I'm reading The Omnivore's Dilemma, a book about how we eat, by Michael Pollan. The first chunk of it details what I mainly already knew about American industrial production of corn and beef, which is a harrowing and disgusting tale. Basically, in order to deal with the overproduction of second-grade corn, a practice of agriculture virtually demanded by government policy and industry profiteering, every single commercially produced piece of beef you buy anywhere in the United States is the result of cows being trained to eat a diet that would, without massive ingestion of drugs, kill them. (I remember vividly, not to say viscerally, reading The Jungle. This isn't quite that sort of thing, but it's awful in an entirely more realistic way. It's journalism, after all.)
Some people would, I suppose, simply dismiss what Pollan says about the industry, but he's not making this up. In fact, his information comes from the industry. For instance, the FDA tells the beef industry that they can't use antibiotics on animals that aren't sick (just to increase growth, for instance). Beef in feedlots, however, are practically by definition sick, because eating corn will make their rumens acidic, and this will lead to infection. The reasons they're fed corn are that we grow an enormous surplus of corn every year in the United States, which makes corn the cheapest commmodity to feed steers, and we can control corn feeding on a factory model to increase "efficiency" of the production of meat - i.e., in order to increase growth. One of the most astounding ironies of it all is that the meat produced is less healthy and less nutritious.

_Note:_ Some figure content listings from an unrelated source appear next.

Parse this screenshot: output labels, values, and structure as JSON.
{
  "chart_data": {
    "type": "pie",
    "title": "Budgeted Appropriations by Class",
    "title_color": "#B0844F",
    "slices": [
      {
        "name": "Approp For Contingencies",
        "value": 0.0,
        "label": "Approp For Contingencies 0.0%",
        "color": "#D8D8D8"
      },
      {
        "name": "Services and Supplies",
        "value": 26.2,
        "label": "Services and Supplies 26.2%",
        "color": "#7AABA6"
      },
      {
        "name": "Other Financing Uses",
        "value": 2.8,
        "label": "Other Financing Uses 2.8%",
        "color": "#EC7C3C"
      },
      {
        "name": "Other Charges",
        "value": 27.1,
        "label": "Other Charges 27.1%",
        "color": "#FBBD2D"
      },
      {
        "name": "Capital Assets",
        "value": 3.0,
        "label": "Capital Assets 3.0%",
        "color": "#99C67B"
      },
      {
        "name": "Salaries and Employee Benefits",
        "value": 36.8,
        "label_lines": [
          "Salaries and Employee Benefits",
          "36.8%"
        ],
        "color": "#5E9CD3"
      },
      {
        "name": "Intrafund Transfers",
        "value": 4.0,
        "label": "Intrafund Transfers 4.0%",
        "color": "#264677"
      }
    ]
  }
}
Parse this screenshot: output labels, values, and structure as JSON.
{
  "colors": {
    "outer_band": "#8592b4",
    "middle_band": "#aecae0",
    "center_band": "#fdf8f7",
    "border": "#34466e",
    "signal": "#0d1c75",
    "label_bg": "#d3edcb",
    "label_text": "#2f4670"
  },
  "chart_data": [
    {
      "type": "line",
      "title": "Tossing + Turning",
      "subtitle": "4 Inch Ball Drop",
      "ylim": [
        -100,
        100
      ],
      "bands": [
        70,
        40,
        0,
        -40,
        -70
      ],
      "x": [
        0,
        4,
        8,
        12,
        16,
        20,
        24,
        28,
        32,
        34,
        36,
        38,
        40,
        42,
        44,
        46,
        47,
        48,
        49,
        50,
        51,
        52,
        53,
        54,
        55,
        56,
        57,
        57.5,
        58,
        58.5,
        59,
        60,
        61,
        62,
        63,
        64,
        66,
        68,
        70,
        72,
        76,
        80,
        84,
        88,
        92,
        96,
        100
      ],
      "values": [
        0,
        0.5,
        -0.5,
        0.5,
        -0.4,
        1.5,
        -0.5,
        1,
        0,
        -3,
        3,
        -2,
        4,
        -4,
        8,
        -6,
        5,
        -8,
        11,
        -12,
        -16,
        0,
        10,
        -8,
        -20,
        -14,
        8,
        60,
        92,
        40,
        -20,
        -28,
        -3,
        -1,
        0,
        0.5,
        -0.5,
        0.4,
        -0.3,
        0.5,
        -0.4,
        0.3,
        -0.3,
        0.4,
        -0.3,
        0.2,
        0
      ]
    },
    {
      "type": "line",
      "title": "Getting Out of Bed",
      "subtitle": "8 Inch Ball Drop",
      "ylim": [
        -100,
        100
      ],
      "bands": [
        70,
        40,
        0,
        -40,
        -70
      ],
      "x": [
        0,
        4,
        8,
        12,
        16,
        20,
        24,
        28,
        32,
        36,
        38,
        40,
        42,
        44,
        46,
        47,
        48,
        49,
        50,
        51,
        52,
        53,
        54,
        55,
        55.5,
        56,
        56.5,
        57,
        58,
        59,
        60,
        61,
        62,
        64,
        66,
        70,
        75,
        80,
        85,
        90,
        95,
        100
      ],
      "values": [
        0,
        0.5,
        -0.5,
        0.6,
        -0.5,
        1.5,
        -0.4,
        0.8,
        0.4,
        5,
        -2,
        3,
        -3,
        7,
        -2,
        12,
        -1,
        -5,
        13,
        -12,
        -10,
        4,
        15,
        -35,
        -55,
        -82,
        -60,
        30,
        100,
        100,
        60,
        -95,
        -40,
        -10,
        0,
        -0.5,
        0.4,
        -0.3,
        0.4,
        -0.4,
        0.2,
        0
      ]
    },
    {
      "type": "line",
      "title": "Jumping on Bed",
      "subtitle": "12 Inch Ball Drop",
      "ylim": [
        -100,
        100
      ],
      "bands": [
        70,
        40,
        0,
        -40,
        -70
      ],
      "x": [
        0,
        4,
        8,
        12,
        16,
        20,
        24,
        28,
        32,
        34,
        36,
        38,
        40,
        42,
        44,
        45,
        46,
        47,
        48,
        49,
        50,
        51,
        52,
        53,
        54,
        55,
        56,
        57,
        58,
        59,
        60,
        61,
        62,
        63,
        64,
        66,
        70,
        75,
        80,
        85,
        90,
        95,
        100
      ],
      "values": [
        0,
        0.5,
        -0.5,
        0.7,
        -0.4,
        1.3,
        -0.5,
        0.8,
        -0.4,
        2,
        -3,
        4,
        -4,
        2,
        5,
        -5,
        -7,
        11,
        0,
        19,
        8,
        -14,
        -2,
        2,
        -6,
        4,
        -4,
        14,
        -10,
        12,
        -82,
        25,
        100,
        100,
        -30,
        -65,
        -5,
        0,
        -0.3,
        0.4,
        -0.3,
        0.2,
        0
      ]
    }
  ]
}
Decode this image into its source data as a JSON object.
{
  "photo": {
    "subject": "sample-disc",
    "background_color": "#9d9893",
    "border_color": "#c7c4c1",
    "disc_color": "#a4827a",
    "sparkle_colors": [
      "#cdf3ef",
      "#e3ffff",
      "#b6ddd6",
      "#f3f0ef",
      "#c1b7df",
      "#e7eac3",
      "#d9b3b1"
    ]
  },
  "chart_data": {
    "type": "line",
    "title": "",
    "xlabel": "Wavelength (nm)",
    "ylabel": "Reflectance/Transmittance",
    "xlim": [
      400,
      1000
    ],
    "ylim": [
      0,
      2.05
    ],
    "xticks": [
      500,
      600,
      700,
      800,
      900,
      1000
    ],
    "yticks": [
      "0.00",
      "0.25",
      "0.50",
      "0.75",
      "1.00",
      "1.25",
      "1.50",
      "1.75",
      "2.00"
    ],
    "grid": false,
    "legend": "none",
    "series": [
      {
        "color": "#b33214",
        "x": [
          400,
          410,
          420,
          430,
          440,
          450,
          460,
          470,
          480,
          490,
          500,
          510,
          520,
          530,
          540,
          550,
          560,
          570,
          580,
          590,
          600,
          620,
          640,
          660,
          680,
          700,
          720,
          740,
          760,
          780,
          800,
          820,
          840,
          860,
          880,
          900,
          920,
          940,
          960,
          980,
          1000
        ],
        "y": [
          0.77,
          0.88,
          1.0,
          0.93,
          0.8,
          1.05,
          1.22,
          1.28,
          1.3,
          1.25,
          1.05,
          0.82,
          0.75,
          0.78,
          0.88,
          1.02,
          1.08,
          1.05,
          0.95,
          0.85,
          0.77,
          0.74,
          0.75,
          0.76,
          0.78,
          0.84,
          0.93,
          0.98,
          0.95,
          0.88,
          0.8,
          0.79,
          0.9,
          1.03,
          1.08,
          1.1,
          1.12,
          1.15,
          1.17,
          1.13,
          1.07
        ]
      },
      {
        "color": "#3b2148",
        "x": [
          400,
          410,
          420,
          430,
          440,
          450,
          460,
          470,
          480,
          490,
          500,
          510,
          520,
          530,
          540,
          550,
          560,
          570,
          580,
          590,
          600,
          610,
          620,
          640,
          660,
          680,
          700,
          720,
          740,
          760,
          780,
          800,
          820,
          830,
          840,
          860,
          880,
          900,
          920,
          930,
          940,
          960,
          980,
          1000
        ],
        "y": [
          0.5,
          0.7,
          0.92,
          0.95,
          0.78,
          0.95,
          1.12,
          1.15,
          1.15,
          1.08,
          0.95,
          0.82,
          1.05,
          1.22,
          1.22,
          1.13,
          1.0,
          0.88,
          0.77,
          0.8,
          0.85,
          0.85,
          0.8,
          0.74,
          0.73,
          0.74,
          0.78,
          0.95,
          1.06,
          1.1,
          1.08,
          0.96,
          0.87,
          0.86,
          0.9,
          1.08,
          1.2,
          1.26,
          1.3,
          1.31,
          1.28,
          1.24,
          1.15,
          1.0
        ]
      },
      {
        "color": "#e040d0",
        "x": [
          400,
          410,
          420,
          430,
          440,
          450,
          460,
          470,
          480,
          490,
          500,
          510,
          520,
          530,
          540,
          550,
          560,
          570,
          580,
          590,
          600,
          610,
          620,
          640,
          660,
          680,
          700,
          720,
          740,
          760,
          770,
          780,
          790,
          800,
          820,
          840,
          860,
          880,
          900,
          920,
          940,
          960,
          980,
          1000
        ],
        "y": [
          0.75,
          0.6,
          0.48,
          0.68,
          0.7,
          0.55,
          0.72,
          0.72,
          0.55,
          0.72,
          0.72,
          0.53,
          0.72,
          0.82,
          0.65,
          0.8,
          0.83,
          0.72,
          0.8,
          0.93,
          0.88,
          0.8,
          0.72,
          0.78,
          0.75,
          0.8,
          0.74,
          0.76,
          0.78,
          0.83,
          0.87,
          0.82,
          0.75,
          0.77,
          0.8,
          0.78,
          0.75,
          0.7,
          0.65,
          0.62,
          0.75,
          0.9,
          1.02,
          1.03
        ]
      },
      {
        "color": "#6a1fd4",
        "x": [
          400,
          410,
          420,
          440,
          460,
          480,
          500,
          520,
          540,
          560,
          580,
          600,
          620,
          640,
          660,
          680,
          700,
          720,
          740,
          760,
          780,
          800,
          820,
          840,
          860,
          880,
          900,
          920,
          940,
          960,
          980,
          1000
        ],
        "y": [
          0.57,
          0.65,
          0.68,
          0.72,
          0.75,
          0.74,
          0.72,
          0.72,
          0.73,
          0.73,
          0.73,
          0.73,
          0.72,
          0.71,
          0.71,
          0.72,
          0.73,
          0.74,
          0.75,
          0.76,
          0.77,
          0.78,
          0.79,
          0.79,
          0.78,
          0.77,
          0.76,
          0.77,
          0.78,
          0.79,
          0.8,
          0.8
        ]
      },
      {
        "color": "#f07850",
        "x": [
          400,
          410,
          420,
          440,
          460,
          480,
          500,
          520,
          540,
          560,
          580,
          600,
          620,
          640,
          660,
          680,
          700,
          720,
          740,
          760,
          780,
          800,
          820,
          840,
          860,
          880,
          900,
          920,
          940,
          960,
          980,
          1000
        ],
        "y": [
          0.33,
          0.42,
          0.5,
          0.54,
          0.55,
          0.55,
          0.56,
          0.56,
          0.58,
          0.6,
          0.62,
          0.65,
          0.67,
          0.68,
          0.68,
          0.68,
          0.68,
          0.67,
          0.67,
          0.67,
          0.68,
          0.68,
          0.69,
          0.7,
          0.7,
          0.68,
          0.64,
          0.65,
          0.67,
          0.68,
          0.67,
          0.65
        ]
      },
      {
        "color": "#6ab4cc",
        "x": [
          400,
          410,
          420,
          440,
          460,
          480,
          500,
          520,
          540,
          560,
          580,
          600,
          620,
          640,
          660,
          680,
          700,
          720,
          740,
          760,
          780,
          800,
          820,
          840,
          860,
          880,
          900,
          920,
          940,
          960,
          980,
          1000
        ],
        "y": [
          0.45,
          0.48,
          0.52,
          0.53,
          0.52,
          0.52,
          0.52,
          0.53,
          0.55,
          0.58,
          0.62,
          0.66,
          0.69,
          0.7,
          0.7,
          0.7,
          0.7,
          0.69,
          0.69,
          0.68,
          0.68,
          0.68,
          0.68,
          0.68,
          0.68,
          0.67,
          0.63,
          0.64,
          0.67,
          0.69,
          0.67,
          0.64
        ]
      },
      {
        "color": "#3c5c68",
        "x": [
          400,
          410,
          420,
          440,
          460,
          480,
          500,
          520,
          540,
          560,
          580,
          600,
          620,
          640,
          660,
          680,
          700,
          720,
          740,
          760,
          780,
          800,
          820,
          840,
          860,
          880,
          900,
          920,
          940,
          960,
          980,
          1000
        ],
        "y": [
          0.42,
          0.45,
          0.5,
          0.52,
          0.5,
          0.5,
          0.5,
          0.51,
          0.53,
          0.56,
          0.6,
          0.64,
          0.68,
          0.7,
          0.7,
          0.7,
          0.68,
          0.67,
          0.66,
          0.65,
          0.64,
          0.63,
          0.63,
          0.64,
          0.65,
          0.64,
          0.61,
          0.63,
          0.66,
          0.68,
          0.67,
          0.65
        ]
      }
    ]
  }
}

By engaging in this charming practice, we also expose ourselves to the risk of E. coli infection (since the feedlot cattle literally live on enormous piles of feces, and are generally contaminated at slaughter), and the development of new strains of antibiotic-resistance bacteria. This is a simple evolutionary process: by constant use of antibiotics, we act in ways that select for resistant strains, since they're more likely to reproduce. And voila! Cheap beef makes us sicker, and will continue to make us sicker. But damn, it's profitable.
I especially dig a remark Pollan makes at the end of the section: "Eating industrial meat takes an almost heroic act of not knowing or, now, forgetting." This isn't literally true, of course: most of us have no idea how meat is produced, since meat, for almost all of us, simply comes from the grocery store or the butcher. You can't, you are simply prevented, from choosing the source of meat you buy commercially from these kinds of outlets. That choice is made by an industrial capitalist machine seeking to maximize profit, regardless of health, environmental, or other costs to third parties.
For myself, personally (and this is the limit of my argument: I'm not about to proselytize), this amounts to an overwhelmingly convincing argument that I would be much wiser to avoid industrial meat. In any case, this is a book people who eat should read.
2 comments:
But I thought happy cows came from Coliformia?
It's more like, happy cows most expressly don't come from high-density feedlots.
But more to the point, since when do you pronounce the name of our state like the Gubernator?